Although institutional funds are flowing back, retail demand is weakening like a receding tide; the dawn of peace in the Middle East has emerged, but the Federal Reserve's decision on interest rate cuts remains undecided. The cost line at 92,000 has become a critical threshold; falling below this point could trigger a sell-off wave.

The recent fluctuations have not seen any significant breakthroughs, leading investors to question the market: after the ceasefire in the Middle East, will the rebound be a trap for the bulls or the beginning of a genuine upward trend?

To be honest, although the bulls have been making upward efforts recently, they have struggled to rise after reaching around 108,000. If there is no momentum to push higher in the future, then this will inevitably lead to a wave correction downwards.

On the Ethereum front, after breaking 2,500, it halted below 2,520, but the bulls quickly retreated without firmly standing their ground, with today's overall price fluctuating between 2,400 and 2,480.

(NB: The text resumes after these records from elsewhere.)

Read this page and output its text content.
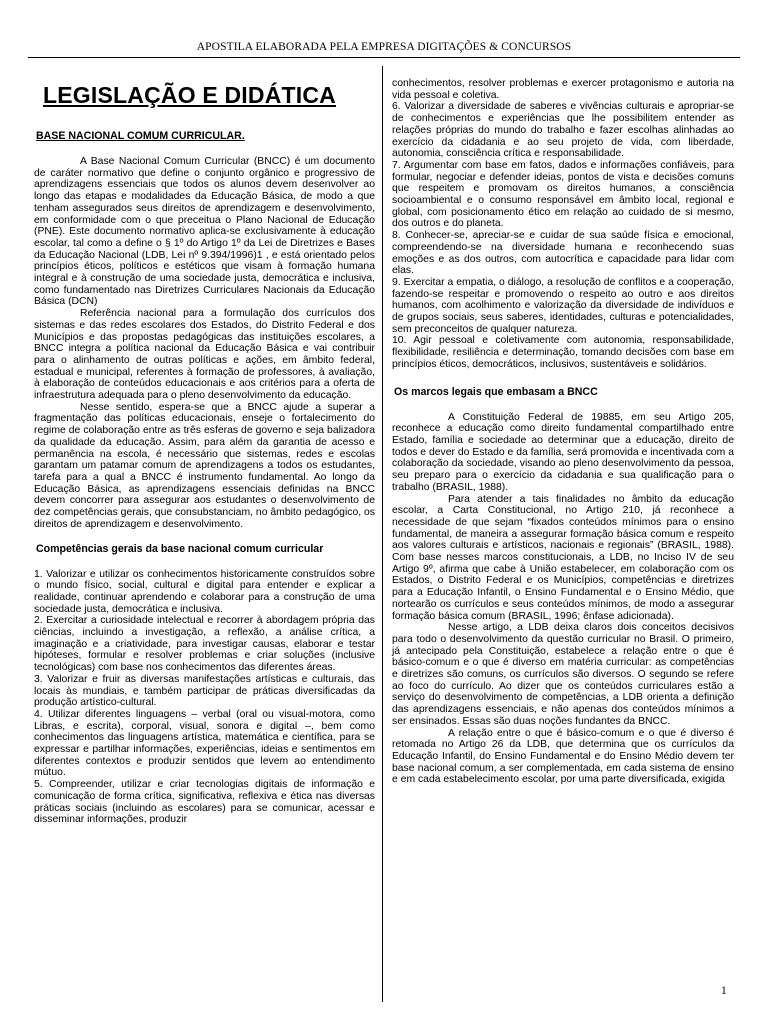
APOSTILA ELABORADA PELA EMPRESA DIGITAÇÕES & CONCURSOS
LEGISLAÇÃO E DIDÁTICA
BASE NACIONAL COMUM CURRICULAR.

A Base Nacional Comum Curricular (BNCC) é um documento de caráter normativo que define o conjunto orgânico e progressivo de aprendizagens essenciais que todos os alunos devem desenvolver ao longo das etapas e modalidades da Educação Básica, de modo a que tenham assegurados seus direitos de aprendizagem e desenvolvimento, em conformidade com o que preceitua o Plano Nacional de Educação (PNE). Este documento normativo aplica-se exclusivamente à educação escolar, tal como a define o § 1º do Artigo 1º da Lei de Diretrizes e Bases da Educação Nacional (LDB, Lei nº 9.394/1996)1 , e está orientado pelos princípios éticos, políticos e estéticos que visam à formação humana integral e à construção de uma sociedade justa, democrática e inclusiva, como fundamentado nas Diretrizes Curriculares Nacionais da Educação Básica (DCN)

Referência nacional para a formulação dos currículos dos sistemas e das redes escolares dos Estados, do Distrito Federal e dos Municípios e das propostas pedagógicas das instituições escolares, a BNCC integra a política nacional da Educação Básica e vai contribuir para o alinhamento de outras políticas e ações, em âmbito federal, estadual e municipal, referentes à formação de professores, à avaliação, à elaboração de conteúdos educacionais e aos critérios para a oferta de infraestrutura adequada para o pleno desenvolvimento da educação.

Nesse sentido, espera-se que a BNCC ajude a superar a fragmentação das políticas educacionais, enseje o fortalecimento do regime de colaboração entre as três esferas de governo e seja balizadora da qualidade da educação. Assim, para além da garantia de acesso e permanência na escola, é necessário que sistemas, redes e escolas garantam um patamar comum de aprendizagens a todos os estudantes, tarefa para a qual a BNCC é instrumento fundamental. Ao longo da Educação Básica, as aprendizagens essenciais definidas na BNCC devem concorrer para assegurar aos estudantes o desenvolvimento de dez competências gerais, que consubstanciam, no âmbito pedagógico, os direitos de aprendizagem e desenvolvimento.

Competências gerais da base nacional comum curricular

1. Valorizar e utilizar os conhecimentos historicamente construídos sobre o mundo físico, social, cultural e digital para entender e explicar a realidade, continuar aprendendo e colaborar para a construção de uma sociedade justa, democrática e inclusiva.

2. Exercitar a curiosidade intelectual e recorrer à abordagem própria das ciências, incluindo a investigação, a reflexão, a análise crítica, a imaginação e a criatividade, para investigar causas, elaborar e testar hipóteses, formular e resolver problemas e criar soluções (inclusive tecnológicas) com base nos conhecimentos das diferentes áreas.

3. Valorizar e fruir as diversas manifestações artísticas e culturais, das locais às mundiais, e também participar de práticas diversificadas da produção artístico-cultural.

4. Utilizar diferentes linguagens – verbal (oral ou visual-motora, como Libras, e escrita), corporal, visual, sonora e digital –, bem como conhecimentos das linguagens artística, matemática e científica, para se expressar e partilhar informações, experiências, ideias e sentimentos em diferentes contextos e produzir sentidos que levem ao entendimento mútuo.

5. Compreender, utilizar e criar tecnologias digitais de informação e comunicação de forma crítica, significativa, reflexiva e ética nas diversas práticas sociais (incluindo as escolares) para se comunicar, acessar e disseminar informações, produzir

conhecimentos, resolver problemas e exercer protagonismo e autoria na vida pessoal e coletiva.

6. Valorizar a diversidade de saberes e vivências culturais e apropriar-se de conhecimentos e experiências que lhe possibilitem entender as relações próprias do mundo do trabalho e fazer escolhas alinhadas ao exercício da cidadania e ao seu projeto de vida, com liberdade, autonomia, consciência crítica e responsabilidade.

7. Argumentar com base em fatos, dados e informações confiáveis, para formular, negociar e defender ideias, pontos de vista e decisões comuns que respeitem e promovam os direitos humanos, a consciência socioambiental e o consumo responsável em âmbito local, regional e global, com posicionamento ético em relação ao cuidado de si mesmo, dos outros e do planeta.

8. Conhecer-se, apreciar-se e cuidar de sua saúde física e emocional, compreendendo-se na diversidade humana e reconhecendo suas emoções e as dos outros, com autocrítica e capacidade para lidar com elas.

9. Exercitar a empatia, o diálogo, a resolução de conflitos e a cooperação, fazendo-se respeitar e promovendo o respeito ao outro e aos direitos humanos, com acolhimento e valorização da diversidade de indivíduos e de grupos sociais, seus saberes, identidades, culturas e potencialidades, sem preconceitos de qualquer natureza.

10. Agir pessoal e coletivamente com autonomia, responsabilidade, flexibilidade, resiliência e determinação, tomando decisões com base em princípios éticos, democráticos, inclusivos, sustentáveis e solidários.

Os marcos legais que embasam a BNCC

A Constituição Federal de 19885, em seu Artigo 205, reconhece a educação como direito fundamental compartilhado entre Estado, família e sociedade ao determinar que a educação, direito de todos e dever do Estado e da família, será promovida e incentivada com a colaboração da sociedade, visando ao pleno desenvolvimento da pessoa, seu preparo para o exercício da cidadania e sua qualificação para o trabalho (BRASIL, 1988).

Para atender a tais finalidades no âmbito da educação escolar, a Carta Constitucional, no Artigo 210, já reconhece a necessidade de que sejam “fixados conteúdos mínimos para o ensino fundamental, de maneira a assegurar formação básica comum e respeito aos valores culturais e artísticos, nacionais e regionais” (BRASIL, 1988). Com base nesses marcos constitucionais, a LDB, no Inciso IV de seu Artigo 9º, afirma que cabe à União estabelecer, em colaboração com os Estados, o Distrito Federal e os Municípios, competências e diretrizes para a Educação Infantil, o Ensino Fundamental e o Ensino Médio, que nortearão os currículos e seus conteúdos mínimos, de modo a assegurar formação básica comum (BRASIL, 1996; ênfase adicionada).

Nesse artigo, a LDB deixa claros dois conceitos decisivos para todo o desenvolvimento da questão curricular no Brasil. O primeiro, já antecipado pela Constituição, estabelece a relação entre o que é básico-comum e o que é diverso em matéria curricular: as competências e diretrizes são comuns, os currículos são diversos. O segundo se refere ao foco do currículo. Ao dizer que os conteúdos curriculares estão a serviço do desenvolvimento de competências, a LDB orienta a definição das aprendizagens essenciais, e não apenas dos conteúdos mínimos a ser ensinados. Essas são duas noções fundantes da BNCC.

A relação entre o que é básico-comum e o que é diverso é retomada no Artigo 26 da LDB, que determina que os currículos da Educação Infantil, do Ensino Fundamental e do Ensino Médio devem ter base nacional comum, a ser complementada, em cada sistema de ensino e em cada estabelecimento escolar, por uma parte diversificada, exigida

1
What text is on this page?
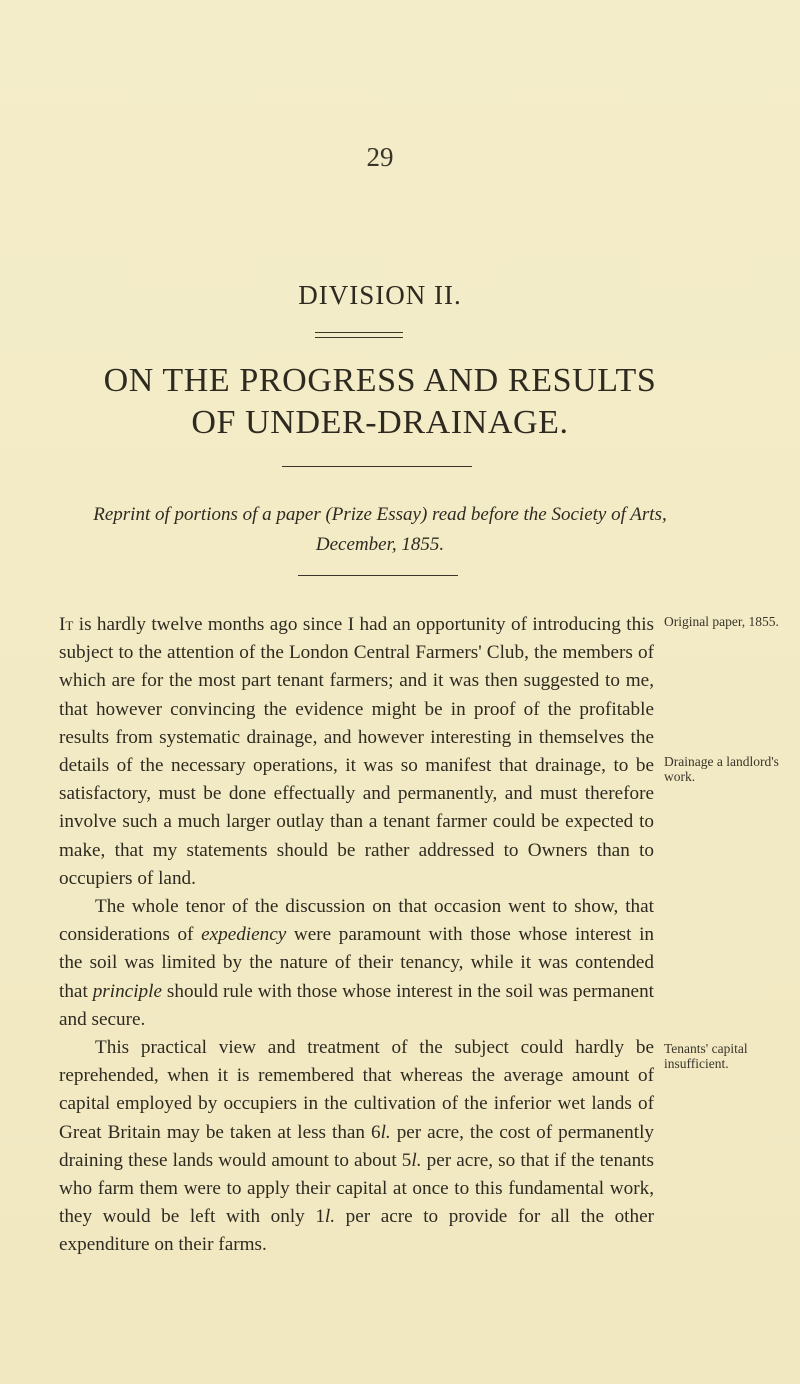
29
DIVISION II.
ON THE PROGRESS AND RESULTS
OF UNDER-DRAINAGE.
Reprint of portions of a paper (Prize Essay) read before the Society of Arts, December, 1855.

It is hardly twelve months ago since I had an opportunity of introducing this subject to the attention of the London Central Farmers' Club, the members of which are for the most part tenant farmers; and it was then suggested to me, that however convincing the evidence might be in proof of the profitable results from systematic drainage, and however interesting in themselves the details of the necessary operations, it was so manifest that drainage, to be satisfactory, must be done effectually and permanently, and must therefore involve such a much larger outlay than a tenant farmer could be expected to make, that my statements should be rather addressed to Owners than to occupiers of land.

The whole tenor of the discussion on that occasion went to show, that considerations of expediency were paramount with those whose interest in the soil was limited by the nature of their tenancy, while it was contended that principle should rule with those whose interest in the soil was permanent and secure.

This practical view and treatment of the subject could hardly be reprehended, when it is remembered that whereas the average amount of capital employed by occupiers in the cultivation of the inferior wet lands of Great Britain may be taken at less than 6l. per acre, the cost of permanently draining these lands would amount to about 5l. per acre, so that if the tenants who farm them were to apply their capital at once to this fundamental work, they would be left with only 1l. per acre to provide for all the other expenditure on their farms.

Original paper, 1855.
Drainage a landlord's work.
Tenants' capital insufficient.
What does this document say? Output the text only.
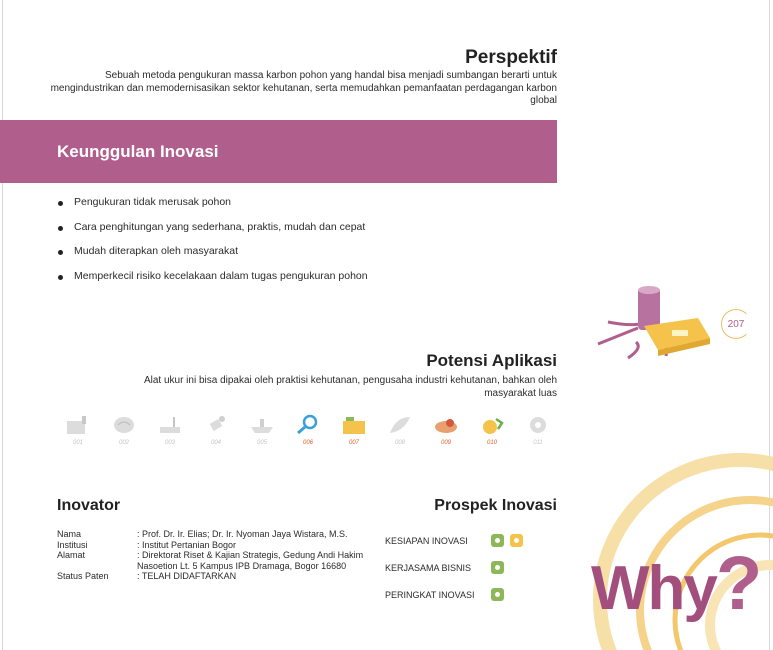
Perspektif
Sebuah metoda pengukuran massa karbon pohon yang handal bisa menjadi sumbangan berarti untuk mengindustrikan dan memodernisasikan sektor kehutanan, serta memudahkan pemanfaatan perdagangan karbon global
Keunggulan Inovasi
Pengukuran tidak merusak pohon
Cara penghitungan yang sederhana, praktis, mudah dan cepat
Mudah diterapkan oleh masyarakat
Memperkecil risiko kecelakaan dalam tugas pengukuran pohon
207
Potensi Aplikasi
Alat ukur ini bisa dipakai oleh praktisi kehutanan, pengusaha industri kehutanan, bahkan oleh masyarakat luas
001	002	003	004	005	006	007	008	009	010	011
Inovator	Prospek Inovasi
Nama	: Prof. Dr. Ir. Elias; Dr. Ir. Nyoman Jaya Wistara, M.S.
Institusi	: Institut Pertanian Bogor
Alamat	: Direktorat Riset & Kajian Strategis, Gedung Andi Hakim Nasoetion Lt. 5 Kampus IPB Dramaga, Bogor 16680
Status Paten	: TELAH DIDAFTARKAN
KESIAPAN INOVASI
KERJASAMA BISNIS
PERINGKAT INOVASI Why?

Yesterday and today, Yumi focused on retracing the Silk Road. After Yumi's analysis of positions and market trends, long positions reached Yumi's target level, allowing timely exits for significant profits. Over these two days, whether small-scale traders or long-term partners like Duodan have done very well, with Bitcoin earning 6876 points and Ethereum 371 points.

Following the release of negative unemployment claims news, the three major U.S. stock indexes all rose at the market open. Bitcoin and Ethereum showed little volatility.

Currently, the hourly chart for BTC shows two bearish candles, indicating short-term correction pressure, but the overall daily trend remains upward.

Tonight, caution is needed to observe the market, in case upward movements of the bulls are blocked and the bears sweep in again. Pay attention to short-term support at 106,200/2,380 and resistance at 109,300/2,530.